I want to believe wholeheartedly, but I'm still skeptical. And it does ultimately come around to the issue of pleasure: what I want is a convincing account of the pleasure of what's difficult – perhaps analogous to the pleasure I take in a 100-proof habaƱero sauce on top of a plate of black beans & rice, a pleasure that involves two minutes of searing pain & buckets of sweat – an account that won't (disregard that last analogy) fall back upon the culinary, try to convince me that reading My Life is like a good bout of S/M, or preach to me about the virtues of asceticism like the aged Scottish Covenanter penguin in Happy Feet.Lord, I believe; help thou mine unbelief!

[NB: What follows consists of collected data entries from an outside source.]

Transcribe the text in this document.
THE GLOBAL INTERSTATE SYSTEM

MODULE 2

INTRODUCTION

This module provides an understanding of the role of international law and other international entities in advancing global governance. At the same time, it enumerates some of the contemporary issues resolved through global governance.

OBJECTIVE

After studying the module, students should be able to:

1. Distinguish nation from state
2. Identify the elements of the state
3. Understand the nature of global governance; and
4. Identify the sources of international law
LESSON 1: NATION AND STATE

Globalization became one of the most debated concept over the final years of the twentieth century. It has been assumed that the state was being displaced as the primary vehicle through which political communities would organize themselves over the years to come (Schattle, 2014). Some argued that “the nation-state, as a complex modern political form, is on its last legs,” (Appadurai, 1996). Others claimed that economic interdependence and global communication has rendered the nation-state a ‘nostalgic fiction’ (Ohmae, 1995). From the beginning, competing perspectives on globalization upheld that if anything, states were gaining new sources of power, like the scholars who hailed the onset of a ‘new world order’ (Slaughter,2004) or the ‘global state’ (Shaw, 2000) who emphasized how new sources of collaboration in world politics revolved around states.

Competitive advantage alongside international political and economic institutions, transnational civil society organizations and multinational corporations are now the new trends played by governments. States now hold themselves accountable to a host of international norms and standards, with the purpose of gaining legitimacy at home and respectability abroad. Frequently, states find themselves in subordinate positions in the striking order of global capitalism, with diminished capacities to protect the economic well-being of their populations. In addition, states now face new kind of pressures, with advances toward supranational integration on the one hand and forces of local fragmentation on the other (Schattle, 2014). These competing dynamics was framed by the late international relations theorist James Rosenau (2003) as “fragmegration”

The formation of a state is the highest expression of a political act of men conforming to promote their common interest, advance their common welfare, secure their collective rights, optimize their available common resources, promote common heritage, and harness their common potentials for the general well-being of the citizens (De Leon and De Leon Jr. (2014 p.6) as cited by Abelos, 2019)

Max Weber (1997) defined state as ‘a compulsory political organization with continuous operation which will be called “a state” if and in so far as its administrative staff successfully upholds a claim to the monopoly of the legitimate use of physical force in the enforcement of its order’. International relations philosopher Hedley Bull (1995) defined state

Mark, it's time that you and I wrote the book on this. I'll bring the flogger, you bring the hot sauce; we'll have us a party. Tell me when you're up for it--there's no one as ready as we are.
(P.S. I'm posting on this topic today over at Teach Me Tonight also, in the hope that some of the folks who read that blog will offer suggestions. Barthes, Adorno, Freud, Lacan, even Aristotle (whose distinction between sensory pleasure and eudaimonia is probably relevant): have you noticed that the critical discourse on this subject is pervasively by men? Something wrong with that, gentlemen. Let's rectify the situation, pronto.